India hopes that the countries’ cooperation will strengthen their relationship and create new channels for investment, development and knowledge sharing. Abdullah has visited Chile’s ALMA observatory and its energy projects in the Atacama desert, offering the Chilean government five places for students at the Ministry of New and Renewable Energy’s institute in New Delhi.

"We’ll start their course straight away so there is no delay," Dr. Abdullah told Chilean newspaper the Santiago Times. "Chile will start advancing with green energy in the coming year."

This year, Chile has begun taking its first tentative steps towards expanding its renewable energy sector.
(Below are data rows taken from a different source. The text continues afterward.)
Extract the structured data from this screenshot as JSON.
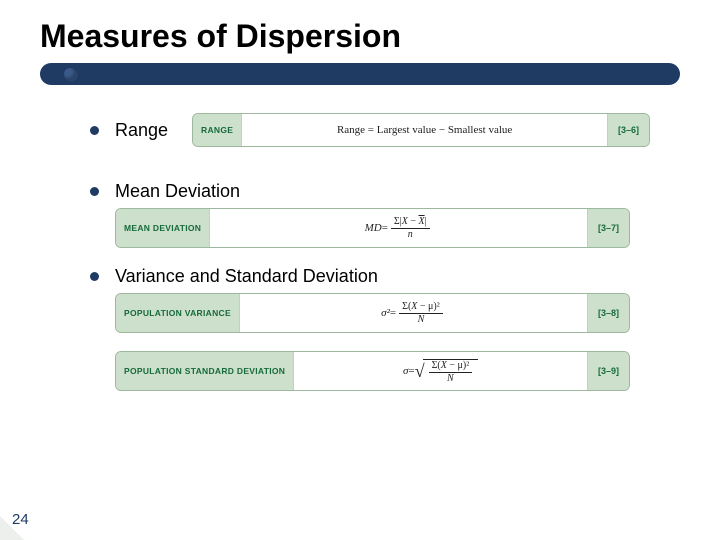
{
  "title": "Measures of Dispersion",
  "page_number": "24",
  "colors": {
    "title_bar": "#1f3a63",
    "bullet": "#1f3a63",
    "formula_border": "#9db89d",
    "formula_cap_bg": "#cde0cc",
    "formula_cap_text": "#166a3a",
    "background": "#ffffff"
  },
  "typography": {
    "title_fontsize": 32,
    "bullet_fontsize": 18,
    "formula_label_fontsize": 8.5,
    "formula_ref_fontsize": 9,
    "formula_body_family": "Times New Roman"
  },
  "bullets": {
    "range": "Range",
    "mean_dev": "Mean Deviation",
    "var_sd": "Variance and Standard Deviation"
  },
  "formulas": {
    "range": {
      "label": "RANGE",
      "text": "Range = Largest value − Smallest value",
      "ref": "[3–6]"
    },
    "md": {
      "label": "MEAN DEVIATION",
      "lhs": "MD",
      "eq": " = ",
      "num": "Σ|X − X̄|",
      "num_sigma": "Σ|",
      "num_x": "X",
      "num_minus": " − ",
      "num_xbar": "X",
      "num_close": "|",
      "den": "n",
      "ref": "[3–7]"
    },
    "pv": {
      "label": "POPULATION VARIANCE",
      "lhs": "σ²",
      "eq": " = ",
      "num_sigma": "Σ(",
      "num_x": "X",
      "num_minus": " − μ)",
      "num_sq": "²",
      "den": "N",
      "ref": "[3–8]"
    },
    "psd": {
      "label": "POPULATION STANDARD DEVIATION",
      "lhs": "σ",
      "eq": " = ",
      "num_sigma": "Σ(",
      "num_x": "X",
      "num_minus": " − μ)",
      "num_sq": "²",
      "den": "N",
      "ref": "[3–9]"
    }
  }
}
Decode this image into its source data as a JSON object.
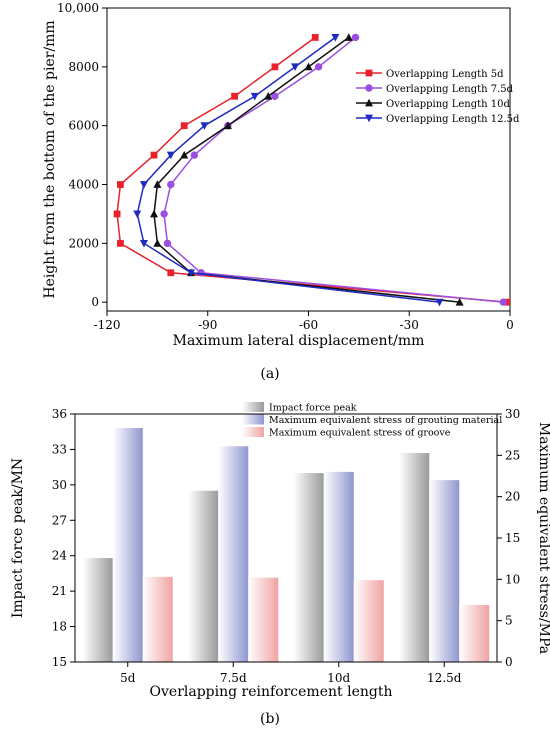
{
  "chart_data": [
    {
      "type": "line",
      "caption": "(a)",
      "xlabel": "Maximum lateral displacement/mm",
      "ylabel": "Height from the bottom of the pier/mm",
      "xlim": [
        -120,
        0
      ],
      "ylim": [
        0,
        10000
      ],
      "xticks": [
        "-120",
        "-90",
        "-60",
        "-30",
        "0"
      ],
      "xtick_values": [
        -120,
        -90,
        -60,
        -30,
        0
      ],
      "yticks": [
        "0",
        "2000",
        "4000",
        "6000",
        "8000",
        "10,000"
      ],
      "ytick_values": [
        0,
        2000,
        4000,
        6000,
        8000,
        10000
      ],
      "y": [
        0,
        1000,
        2000,
        3000,
        4000,
        5000,
        6000,
        7000,
        8000,
        9000
      ],
      "legend_position": "right",
      "series": [
        {
          "name": "Overlapping Length 5d",
          "color": "#e8212b",
          "marker": "square",
          "x": [
            -1,
            -101,
            -116,
            -117,
            -116,
            -106,
            -97,
            -82,
            -70,
            -58
          ]
        },
        {
          "name": "Overlapping Length 7.5d",
          "color": "#9b4fe0",
          "marker": "circle",
          "x": [
            -2,
            -92,
            -102,
            -103,
            -101,
            -94,
            -84,
            -70,
            -57,
            -46
          ]
        },
        {
          "name": "Overlapping Length 10d",
          "color": "#111111",
          "marker": "triangle-up",
          "x": [
            -15,
            -95,
            -105,
            -106,
            -105,
            -97,
            -84,
            -72,
            -60,
            -48
          ]
        },
        {
          "name": "Overlapping Length 12.5d",
          "color": "#1f2bbf",
          "marker": "triangle-down",
          "x": [
            -21,
            -95,
            -109,
            -111,
            -109,
            -101,
            -91,
            -76,
            -64,
            -52
          ]
        }
      ]
    },
    {
      "type": "bar",
      "caption": "(b)",
      "xlabel": "Overlapping reinforcement length",
      "ylabel": "Impact force peak/MN",
      "ylabel_right": "Maximum equivalent stress/MPa",
      "categories": [
        "5d",
        "7.5d",
        "10d",
        "12.5d"
      ],
      "ylim": [
        15,
        36
      ],
      "ylim_right": [
        0,
        30
      ],
      "yticks": [
        "15",
        "18",
        "21",
        "24",
        "27",
        "30",
        "33",
        "36"
      ],
      "ytick_values": [
        15,
        18,
        21,
        24,
        27,
        30,
        33,
        36
      ],
      "yticks_right": [
        "0",
        "5",
        "10",
        "15",
        "20",
        "25",
        "30"
      ],
      "ytick_values_right": [
        0,
        5,
        10,
        15,
        20,
        25,
        30
      ],
      "legend_position": "top-center",
      "series": [
        {
          "name": "Impact force peak",
          "axis": "left",
          "color": "#9a9a9a",
          "values": [
            23.8,
            29.5,
            31.0,
            32.7
          ]
        },
        {
          "name": "Maximum equivalent stress of grouting material",
          "axis": "right",
          "color": "#8f96cf",
          "values": [
            28.3,
            26.1,
            23.0,
            22.0
          ]
        },
        {
          "name": "Maximum equivalent stress of groove",
          "axis": "right",
          "color": "#f0a3a3",
          "values": [
            10.3,
            10.2,
            9.9,
            6.9
          ]
        }
      ]
    }
  ]
}
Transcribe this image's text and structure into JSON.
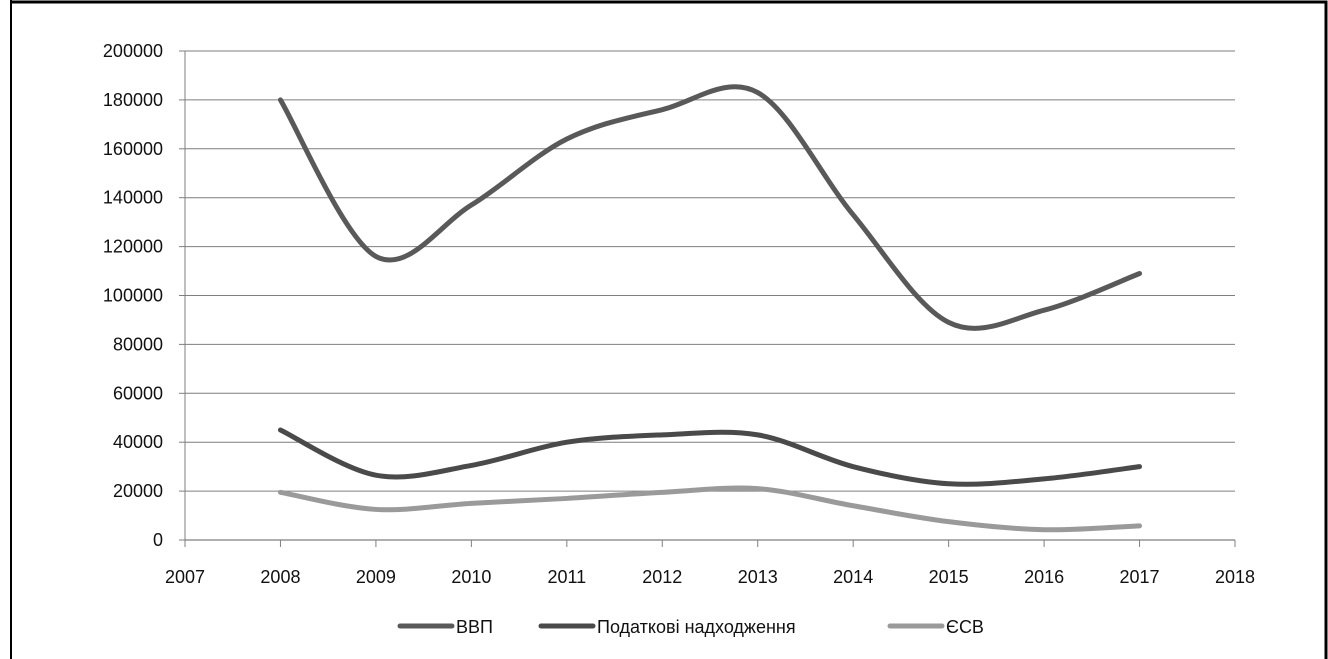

Its upper house recently passed a revised renewable energy bill that stipulates the country must produce 20% of its energy from renewable sources by 2025.

Although previously the deadline was set for 2020, Chile’s National Energy Commission (CNE) pressed for the five-year extension, revealing that just over 5% of the country’s energy is generated from renewable sources.

For its part, India’s Solar Energy Centre, along with its Alternate Hydro Energy Centre and Centre for Wind Energy, will lend its time and expertise to assess Chile’s resource capabilities.

"India and Chile have one thing in common," stated Dr. Abdullah, "they import the large majority of their energy from the outside."

Bunster also remarked that he recognized the considerable strides taken by India’s renewable energy sector in recent years, expressing his government’s desire to learn from India and set up its own 50 MW solar thermal generating capacity in the north of the country.